Marcelo Furtado, former Executive Director of Greenpeace Brazil, is the new member of the Brazilian meatpacker’s sustainability committee.

Holding a degree in chemical engineering and a Master's degree in renewable energy, Marcelo Furtado is a founding partner of ZScore, an interactive platform that offers traceability solutions of environmental assets using blockchain technology, and Chairman of the Board of the World Resources Institute Brasil (WRI), a global research institute that focus on cities, forests and climate. He is also a member of the Board of Conectas, an NGO focussed on human rights, as well of the sustainability Board of Duratex, the eighth largest producer of wood panels in the world.
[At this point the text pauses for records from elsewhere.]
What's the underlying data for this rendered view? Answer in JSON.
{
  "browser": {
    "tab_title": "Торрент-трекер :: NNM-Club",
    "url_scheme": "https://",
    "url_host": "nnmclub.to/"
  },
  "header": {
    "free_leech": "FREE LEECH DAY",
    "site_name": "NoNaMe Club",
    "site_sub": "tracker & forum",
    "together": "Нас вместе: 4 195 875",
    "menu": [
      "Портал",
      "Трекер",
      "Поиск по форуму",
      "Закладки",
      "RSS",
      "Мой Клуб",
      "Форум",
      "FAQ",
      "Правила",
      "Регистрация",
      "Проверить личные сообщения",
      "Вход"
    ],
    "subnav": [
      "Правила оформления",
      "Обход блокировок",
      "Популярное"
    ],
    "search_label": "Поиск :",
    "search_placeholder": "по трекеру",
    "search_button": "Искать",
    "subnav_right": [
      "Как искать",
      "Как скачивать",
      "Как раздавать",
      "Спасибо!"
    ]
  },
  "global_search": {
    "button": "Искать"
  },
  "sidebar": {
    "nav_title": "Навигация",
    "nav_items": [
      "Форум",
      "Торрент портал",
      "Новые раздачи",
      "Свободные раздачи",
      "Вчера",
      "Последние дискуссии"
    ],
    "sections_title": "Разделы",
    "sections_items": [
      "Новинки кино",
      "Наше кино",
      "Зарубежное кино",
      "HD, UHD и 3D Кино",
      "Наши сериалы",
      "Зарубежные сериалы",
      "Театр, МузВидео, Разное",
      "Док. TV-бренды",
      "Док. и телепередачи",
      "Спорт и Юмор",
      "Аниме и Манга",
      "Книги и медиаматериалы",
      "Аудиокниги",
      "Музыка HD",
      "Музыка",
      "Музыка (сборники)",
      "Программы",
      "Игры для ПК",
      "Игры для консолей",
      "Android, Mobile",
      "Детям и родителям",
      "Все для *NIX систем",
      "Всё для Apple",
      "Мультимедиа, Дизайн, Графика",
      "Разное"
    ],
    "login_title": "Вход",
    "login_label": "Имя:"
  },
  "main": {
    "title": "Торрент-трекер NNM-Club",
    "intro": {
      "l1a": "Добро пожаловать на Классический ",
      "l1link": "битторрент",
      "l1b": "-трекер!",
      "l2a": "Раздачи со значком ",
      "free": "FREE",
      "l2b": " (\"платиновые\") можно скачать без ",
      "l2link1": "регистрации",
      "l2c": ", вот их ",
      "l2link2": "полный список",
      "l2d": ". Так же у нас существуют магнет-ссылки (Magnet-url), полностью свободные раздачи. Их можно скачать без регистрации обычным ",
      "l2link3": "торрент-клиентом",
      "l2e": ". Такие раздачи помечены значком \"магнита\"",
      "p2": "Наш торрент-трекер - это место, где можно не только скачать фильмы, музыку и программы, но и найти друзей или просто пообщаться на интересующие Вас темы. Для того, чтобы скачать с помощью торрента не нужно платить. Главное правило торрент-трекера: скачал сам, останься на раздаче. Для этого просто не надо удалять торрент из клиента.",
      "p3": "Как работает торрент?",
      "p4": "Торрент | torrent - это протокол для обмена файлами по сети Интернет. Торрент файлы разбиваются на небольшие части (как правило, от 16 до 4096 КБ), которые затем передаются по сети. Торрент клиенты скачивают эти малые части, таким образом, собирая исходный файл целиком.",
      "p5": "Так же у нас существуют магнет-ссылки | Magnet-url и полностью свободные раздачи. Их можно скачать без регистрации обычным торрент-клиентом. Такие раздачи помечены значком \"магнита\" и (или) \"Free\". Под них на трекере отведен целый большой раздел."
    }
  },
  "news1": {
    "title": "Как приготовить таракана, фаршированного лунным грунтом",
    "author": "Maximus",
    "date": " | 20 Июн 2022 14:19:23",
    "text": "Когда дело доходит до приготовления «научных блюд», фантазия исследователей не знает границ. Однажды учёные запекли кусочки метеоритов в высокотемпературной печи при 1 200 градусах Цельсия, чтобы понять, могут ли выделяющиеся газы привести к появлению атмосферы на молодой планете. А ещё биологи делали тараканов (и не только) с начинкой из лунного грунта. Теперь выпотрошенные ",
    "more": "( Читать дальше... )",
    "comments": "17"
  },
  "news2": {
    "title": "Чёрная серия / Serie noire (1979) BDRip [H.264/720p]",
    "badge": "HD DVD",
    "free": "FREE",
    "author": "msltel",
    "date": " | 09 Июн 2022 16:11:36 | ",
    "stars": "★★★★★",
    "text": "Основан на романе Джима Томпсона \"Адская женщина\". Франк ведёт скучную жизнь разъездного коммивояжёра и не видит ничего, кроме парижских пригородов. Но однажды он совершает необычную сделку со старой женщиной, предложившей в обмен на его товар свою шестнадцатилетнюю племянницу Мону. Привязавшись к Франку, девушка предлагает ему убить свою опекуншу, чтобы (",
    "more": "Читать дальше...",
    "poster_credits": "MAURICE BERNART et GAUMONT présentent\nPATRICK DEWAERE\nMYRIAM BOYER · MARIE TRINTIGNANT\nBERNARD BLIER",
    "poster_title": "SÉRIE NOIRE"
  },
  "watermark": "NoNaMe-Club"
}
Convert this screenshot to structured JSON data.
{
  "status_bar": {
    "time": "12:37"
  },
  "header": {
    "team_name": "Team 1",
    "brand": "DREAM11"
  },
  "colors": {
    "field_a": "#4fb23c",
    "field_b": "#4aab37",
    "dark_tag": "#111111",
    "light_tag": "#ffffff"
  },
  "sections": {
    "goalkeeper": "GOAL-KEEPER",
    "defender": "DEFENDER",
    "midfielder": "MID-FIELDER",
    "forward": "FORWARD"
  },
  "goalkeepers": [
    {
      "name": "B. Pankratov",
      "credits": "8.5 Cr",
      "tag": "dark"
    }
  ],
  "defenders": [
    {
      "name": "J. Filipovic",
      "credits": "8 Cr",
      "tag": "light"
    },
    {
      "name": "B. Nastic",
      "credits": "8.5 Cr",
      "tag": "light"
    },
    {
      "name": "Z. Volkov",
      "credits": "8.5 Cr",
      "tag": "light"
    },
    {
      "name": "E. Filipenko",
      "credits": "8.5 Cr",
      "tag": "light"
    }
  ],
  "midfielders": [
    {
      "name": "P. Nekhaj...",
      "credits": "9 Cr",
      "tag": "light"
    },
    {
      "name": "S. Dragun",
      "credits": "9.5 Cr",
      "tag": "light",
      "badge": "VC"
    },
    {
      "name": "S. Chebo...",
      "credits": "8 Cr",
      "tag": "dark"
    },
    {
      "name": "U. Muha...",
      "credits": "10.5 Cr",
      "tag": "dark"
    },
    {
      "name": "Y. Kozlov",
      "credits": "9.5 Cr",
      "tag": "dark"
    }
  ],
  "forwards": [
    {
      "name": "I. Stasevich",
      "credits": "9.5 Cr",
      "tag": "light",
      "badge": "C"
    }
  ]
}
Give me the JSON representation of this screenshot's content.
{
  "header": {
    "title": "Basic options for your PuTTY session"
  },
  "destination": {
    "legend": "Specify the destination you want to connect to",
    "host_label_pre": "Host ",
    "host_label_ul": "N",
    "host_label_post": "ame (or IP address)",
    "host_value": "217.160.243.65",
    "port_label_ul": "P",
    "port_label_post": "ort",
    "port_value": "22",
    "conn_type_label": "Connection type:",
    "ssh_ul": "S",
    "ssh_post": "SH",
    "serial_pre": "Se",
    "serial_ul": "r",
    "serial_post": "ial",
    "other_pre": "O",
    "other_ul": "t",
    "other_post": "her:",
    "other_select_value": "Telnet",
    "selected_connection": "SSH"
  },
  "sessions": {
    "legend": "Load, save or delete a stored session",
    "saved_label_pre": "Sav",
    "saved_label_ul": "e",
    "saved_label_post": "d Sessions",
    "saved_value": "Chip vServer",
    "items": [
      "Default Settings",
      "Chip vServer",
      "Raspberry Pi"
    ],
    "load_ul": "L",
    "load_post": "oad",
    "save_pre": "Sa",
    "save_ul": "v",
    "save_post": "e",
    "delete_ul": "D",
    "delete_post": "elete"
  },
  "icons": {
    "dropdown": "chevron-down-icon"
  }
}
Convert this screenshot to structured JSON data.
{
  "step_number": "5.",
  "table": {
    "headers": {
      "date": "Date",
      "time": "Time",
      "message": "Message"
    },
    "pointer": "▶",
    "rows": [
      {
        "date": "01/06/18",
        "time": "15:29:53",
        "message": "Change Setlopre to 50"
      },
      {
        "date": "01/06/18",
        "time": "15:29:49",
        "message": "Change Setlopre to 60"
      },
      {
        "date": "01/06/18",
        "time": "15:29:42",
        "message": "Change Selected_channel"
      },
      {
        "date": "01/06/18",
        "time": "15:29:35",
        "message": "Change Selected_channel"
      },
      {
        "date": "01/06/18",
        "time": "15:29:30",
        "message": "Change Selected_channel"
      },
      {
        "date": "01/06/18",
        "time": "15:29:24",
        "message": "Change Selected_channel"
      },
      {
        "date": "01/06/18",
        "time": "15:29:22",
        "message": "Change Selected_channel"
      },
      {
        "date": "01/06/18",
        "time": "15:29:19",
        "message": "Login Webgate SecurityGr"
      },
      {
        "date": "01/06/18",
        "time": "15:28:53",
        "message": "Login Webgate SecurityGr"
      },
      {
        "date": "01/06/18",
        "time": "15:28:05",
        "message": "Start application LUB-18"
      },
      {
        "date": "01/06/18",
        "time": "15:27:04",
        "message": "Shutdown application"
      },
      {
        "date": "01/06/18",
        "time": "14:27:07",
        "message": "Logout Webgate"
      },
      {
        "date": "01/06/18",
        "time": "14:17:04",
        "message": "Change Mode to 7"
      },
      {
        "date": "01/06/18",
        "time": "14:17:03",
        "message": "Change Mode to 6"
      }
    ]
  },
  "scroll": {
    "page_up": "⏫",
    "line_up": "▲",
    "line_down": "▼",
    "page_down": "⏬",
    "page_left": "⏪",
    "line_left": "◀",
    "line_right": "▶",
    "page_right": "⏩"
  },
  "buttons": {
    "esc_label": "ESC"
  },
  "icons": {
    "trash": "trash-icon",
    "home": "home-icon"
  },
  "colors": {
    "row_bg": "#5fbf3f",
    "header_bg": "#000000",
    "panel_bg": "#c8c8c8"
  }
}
"For Marfrig, it is a huge privilege to have the experience and knowledge of Marcelo Furtado", said Marcos Molina dos Santos, Founder and President of the company's Board of Directors. "We are convinced that he will contribute decisively to reinforce Marfrig's current position as a benchmark in terms of sustainability”. Furtado is considered an important reference for the defence of the environment in Brazil. From 2008 to 2013, he acted as Executive Director for Greenpeace Brazil. He is also a founding member of the Brazil Climate Forest and Agriculture Coalition, a multi-stakeholder forum with representatives from academia, the private sector and civil society to promote a sustainable, inclusive and low-carbon economy.

His appointment follows recent accusations by Greenpeace that Brazilian meatpackers JBS, Marfrig and Minerva purchased thousands of cattle linked to deforestation of the Amazon rainforest since 2018. Responding to Reuters about the allegations, JBS, Minerva and Marfrig said in statements that they have committed not to buy cattle from illegally deforested areas or farms under environmental embargo since 2009. According to data published by space research agency INPE in 2016, livestock pastures occupy roughly 60% of the deforested area of the Amazon.